The better rejection of the oNF-1 membrane was unexpected since it has a larger MWCO of 600 Da compared to the oNF-2 membrane (350 Da). This observation is also similar to former gold catalyst recovery studies using Borsig membranes.34,38 This suggests that solute transport through the Borsig oNF series membrane is not solely determined by solute size or pore size, ie., size exclusion mechanism. It is believed that the interactions between solute, solvent, and membrane significantly affect OSN membrane performance.4 Zeidler et al.41 found that for PDMS-based membranes, solute rejection increased when the affinity of the solute to the solvent was stronger than its affinity to the membrane. In our case, both Borsig oNF-1 and oNF-2 membranes are PDMS-based, thus we hypothesize the difference in membrane affinity to the solutes affects the rejection. The oNF-1 membrane has a slightly more hydrophobic surface,42 resulting in lower affinity for the polar solute (Stage 2 product) compared to the oNF-2 membrane. This reduced affinity leads to poor dissolution of the solutes into the oNF-1 membrane material, which primarily governs the transport of solutes through the membrane. In other words, the solutes have a stronger tendency to remain in the solvent phase rather than permeating through the membrane. As a result, higher solute rejection is observed with the oNF-1 membrane.

Considering the similar high catalyst rejection and low product rejection, both Borsig oNF-1 and oNF-2 are selected for further catalyst/product separation experiments. Notably, both membranes have a high permeance of 3.9–4.3 L m−2 h−1 bar−1. The operating pressure was also optimized for both membranes (Fig. S3). For both membranes, the Stage 2 product rejection increased slightly as the pressure increased from 10 bar to 40 bar. In contrast, the catalyst/ligand rejection slightly increased from 10 bar to 20 bar and then reached a plateau with further pressure increases to 40 bar. Therefore, 20 bar was selected for further experiments due to the best catalyst rejection and relatively low product rejection.

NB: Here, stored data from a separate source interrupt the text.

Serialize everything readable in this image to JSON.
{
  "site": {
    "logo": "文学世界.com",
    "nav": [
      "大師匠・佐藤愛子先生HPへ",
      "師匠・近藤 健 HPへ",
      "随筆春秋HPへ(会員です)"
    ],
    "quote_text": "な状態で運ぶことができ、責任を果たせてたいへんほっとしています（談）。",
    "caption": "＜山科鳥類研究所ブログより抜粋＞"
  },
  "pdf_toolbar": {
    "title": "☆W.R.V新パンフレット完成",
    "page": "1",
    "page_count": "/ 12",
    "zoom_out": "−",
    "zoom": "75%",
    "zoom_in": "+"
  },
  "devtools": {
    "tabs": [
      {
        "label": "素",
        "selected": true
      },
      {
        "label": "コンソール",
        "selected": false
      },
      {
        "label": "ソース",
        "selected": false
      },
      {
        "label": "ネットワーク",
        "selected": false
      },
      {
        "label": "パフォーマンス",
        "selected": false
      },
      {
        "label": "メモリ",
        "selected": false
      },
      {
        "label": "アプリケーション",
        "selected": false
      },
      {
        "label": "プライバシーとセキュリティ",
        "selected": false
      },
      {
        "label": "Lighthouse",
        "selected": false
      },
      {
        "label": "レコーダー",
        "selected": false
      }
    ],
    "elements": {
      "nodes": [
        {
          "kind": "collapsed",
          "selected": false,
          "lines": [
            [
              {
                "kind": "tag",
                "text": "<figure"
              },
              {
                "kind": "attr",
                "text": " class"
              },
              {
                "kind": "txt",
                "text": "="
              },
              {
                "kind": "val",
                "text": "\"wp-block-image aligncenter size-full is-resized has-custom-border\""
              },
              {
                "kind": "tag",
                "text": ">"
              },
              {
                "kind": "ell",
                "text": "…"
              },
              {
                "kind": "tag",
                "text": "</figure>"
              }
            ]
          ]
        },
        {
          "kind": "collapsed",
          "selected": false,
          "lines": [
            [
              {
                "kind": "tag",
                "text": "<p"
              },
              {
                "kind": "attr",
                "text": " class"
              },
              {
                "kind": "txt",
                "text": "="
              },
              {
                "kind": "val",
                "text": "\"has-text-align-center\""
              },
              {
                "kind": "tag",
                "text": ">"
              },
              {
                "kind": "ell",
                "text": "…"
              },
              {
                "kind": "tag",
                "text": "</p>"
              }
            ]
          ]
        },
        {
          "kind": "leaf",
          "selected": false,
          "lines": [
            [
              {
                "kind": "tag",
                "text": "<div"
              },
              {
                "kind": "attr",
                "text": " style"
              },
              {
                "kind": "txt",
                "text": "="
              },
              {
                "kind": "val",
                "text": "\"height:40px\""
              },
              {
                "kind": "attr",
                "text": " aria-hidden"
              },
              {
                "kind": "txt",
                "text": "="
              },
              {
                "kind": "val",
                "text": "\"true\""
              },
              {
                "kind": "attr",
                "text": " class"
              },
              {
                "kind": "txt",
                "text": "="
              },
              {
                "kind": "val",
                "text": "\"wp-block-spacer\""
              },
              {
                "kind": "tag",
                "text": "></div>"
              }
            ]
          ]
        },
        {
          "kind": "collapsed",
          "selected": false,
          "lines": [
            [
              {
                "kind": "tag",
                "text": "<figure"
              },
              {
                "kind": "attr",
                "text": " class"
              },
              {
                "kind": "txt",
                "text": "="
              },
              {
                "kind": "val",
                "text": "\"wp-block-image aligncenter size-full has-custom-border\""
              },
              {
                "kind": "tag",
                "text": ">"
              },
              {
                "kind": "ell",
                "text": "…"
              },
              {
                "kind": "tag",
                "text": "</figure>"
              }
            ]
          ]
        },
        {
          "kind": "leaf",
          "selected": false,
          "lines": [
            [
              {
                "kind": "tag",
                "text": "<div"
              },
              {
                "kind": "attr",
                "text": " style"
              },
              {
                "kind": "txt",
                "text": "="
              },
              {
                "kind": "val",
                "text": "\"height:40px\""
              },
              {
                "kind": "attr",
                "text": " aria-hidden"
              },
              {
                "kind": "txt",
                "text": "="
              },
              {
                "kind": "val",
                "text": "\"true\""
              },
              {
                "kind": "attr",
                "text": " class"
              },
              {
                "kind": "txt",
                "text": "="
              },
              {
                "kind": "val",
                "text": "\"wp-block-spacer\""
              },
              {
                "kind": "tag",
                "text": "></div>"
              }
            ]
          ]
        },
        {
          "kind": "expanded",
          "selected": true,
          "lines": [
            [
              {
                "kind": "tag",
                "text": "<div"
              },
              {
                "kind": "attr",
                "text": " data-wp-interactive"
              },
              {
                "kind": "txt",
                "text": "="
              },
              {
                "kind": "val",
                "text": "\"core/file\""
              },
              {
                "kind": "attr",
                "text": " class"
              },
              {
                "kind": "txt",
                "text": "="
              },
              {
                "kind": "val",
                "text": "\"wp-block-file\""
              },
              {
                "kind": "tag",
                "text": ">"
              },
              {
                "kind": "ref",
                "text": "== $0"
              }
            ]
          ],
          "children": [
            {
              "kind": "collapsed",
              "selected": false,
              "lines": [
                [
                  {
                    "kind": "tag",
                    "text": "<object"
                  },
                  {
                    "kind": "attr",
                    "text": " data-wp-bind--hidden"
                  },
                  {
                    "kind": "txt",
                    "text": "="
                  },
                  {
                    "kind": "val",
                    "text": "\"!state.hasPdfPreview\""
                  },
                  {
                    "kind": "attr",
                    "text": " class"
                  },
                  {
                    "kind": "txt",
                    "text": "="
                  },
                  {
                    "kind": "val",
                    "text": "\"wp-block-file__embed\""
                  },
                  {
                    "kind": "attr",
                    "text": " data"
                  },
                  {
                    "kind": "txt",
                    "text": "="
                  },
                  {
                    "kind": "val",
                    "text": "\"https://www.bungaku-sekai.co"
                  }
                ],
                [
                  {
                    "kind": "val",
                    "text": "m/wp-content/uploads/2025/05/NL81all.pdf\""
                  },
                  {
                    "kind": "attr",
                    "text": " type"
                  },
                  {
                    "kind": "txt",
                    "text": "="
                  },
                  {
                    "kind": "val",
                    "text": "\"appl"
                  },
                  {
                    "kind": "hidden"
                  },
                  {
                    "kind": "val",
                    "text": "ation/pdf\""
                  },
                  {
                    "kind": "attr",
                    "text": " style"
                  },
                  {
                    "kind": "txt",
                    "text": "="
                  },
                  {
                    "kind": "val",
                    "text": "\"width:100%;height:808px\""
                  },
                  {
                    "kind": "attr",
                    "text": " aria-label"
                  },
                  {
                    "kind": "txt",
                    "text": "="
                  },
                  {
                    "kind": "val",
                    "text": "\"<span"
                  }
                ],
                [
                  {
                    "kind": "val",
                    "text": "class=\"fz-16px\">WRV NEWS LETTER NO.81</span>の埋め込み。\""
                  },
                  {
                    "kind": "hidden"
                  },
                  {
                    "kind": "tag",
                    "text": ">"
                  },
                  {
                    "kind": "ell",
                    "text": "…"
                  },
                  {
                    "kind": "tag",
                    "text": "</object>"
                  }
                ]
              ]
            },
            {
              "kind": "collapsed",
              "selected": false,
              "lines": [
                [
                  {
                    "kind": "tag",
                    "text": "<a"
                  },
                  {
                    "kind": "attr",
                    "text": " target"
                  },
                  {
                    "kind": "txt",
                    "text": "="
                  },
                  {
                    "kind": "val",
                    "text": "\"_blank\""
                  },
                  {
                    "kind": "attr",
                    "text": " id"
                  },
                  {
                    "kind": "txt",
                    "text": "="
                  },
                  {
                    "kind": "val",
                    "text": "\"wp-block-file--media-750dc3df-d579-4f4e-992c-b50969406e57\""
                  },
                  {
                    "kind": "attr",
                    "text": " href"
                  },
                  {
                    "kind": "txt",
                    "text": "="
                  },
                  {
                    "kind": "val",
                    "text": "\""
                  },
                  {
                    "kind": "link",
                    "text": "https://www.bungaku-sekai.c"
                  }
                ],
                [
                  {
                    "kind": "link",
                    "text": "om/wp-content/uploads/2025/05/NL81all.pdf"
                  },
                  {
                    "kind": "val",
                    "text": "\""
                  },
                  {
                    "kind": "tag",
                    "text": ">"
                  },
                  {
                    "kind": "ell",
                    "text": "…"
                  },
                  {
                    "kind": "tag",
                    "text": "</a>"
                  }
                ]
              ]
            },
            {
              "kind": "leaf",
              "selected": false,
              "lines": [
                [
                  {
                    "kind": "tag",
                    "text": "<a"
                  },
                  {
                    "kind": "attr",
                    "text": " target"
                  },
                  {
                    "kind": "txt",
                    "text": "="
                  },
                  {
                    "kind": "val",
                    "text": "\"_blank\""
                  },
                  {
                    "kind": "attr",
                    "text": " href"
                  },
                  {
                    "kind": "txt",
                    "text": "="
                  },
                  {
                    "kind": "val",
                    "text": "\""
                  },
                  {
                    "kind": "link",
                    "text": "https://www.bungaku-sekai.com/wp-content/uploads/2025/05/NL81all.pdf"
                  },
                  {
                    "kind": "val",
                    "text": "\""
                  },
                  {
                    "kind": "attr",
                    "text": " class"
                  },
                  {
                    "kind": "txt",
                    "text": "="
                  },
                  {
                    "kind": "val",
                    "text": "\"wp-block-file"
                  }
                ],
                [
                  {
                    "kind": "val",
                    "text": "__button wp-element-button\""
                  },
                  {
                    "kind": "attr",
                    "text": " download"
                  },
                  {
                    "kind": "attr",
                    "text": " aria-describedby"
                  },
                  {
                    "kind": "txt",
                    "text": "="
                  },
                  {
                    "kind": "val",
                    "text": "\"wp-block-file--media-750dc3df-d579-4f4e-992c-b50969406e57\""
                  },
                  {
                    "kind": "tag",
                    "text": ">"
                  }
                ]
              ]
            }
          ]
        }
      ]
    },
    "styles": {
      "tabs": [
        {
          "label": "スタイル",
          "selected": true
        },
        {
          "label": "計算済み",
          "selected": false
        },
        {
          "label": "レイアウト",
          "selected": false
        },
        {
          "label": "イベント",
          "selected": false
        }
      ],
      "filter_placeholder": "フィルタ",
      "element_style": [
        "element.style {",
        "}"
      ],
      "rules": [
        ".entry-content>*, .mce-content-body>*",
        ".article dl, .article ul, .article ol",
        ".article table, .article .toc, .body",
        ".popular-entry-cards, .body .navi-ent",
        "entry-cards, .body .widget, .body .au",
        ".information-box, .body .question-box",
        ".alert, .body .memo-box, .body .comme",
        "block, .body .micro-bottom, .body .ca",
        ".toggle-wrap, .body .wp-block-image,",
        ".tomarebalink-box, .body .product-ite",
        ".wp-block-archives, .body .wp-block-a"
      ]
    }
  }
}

3.2 Catalyst recovery from the undiluted reaction mixture

After identifying suitable membrane and operation conditions, we explored the catalyst/product separation using undiluted reaction mixtures. Although the catalyst separation in Stage 2 is much more efficient than in Stage 1 using Borsig oNF-1 membrane (Fig. 3a), we still could not achieve complete separation in a single step due to imperfect product rejection. Therefore, diafiltration is required to wash the product out of the membrane cell by using fresh solvents. Using the rejection data in Fig. 3a, we calculated the catalyst retention and product recovery with varying diavolumes (DVs, the volume of diafiltration solvents relative to the original feed solution) using eqn (3):34
 
Retention (%) = 100 × eN×(1−Ri)(3)
where Retention is the quantity of solute i in the retentate relative to its original quantity. N is diavolumes, and Ri is the average rejection of solute i during the diafiltration. As shown in Fig. 3b, with the increase of the diafiltration solvent, there is a trade-off between the catalyst and product recovery: product recovery increases, while catalyst recovery decreases due to inevitable leakage into the permeate side. If we set product recovery of 90% as the ending point of diafiltration, the separation in Stage 1 requires 14 DVs of fresh solvents, while the separation in Stage 2 only needs 4 DVs. The lower rejections in Stage 2 can save up to 10 DVs of solvents, which can significantly reduce environment impact and improve sustainability.

image file: d4gc06334a-f3.tif
Fig. 3 (a) The rejection of Borsig oNF-1 (600 Da) towards catalyst and product in Stage 1 vs. Stage 2, (b) the comparison of the calculated catalyst retention and product recovery during diafiltration in Stage 1 vs. Stage 2.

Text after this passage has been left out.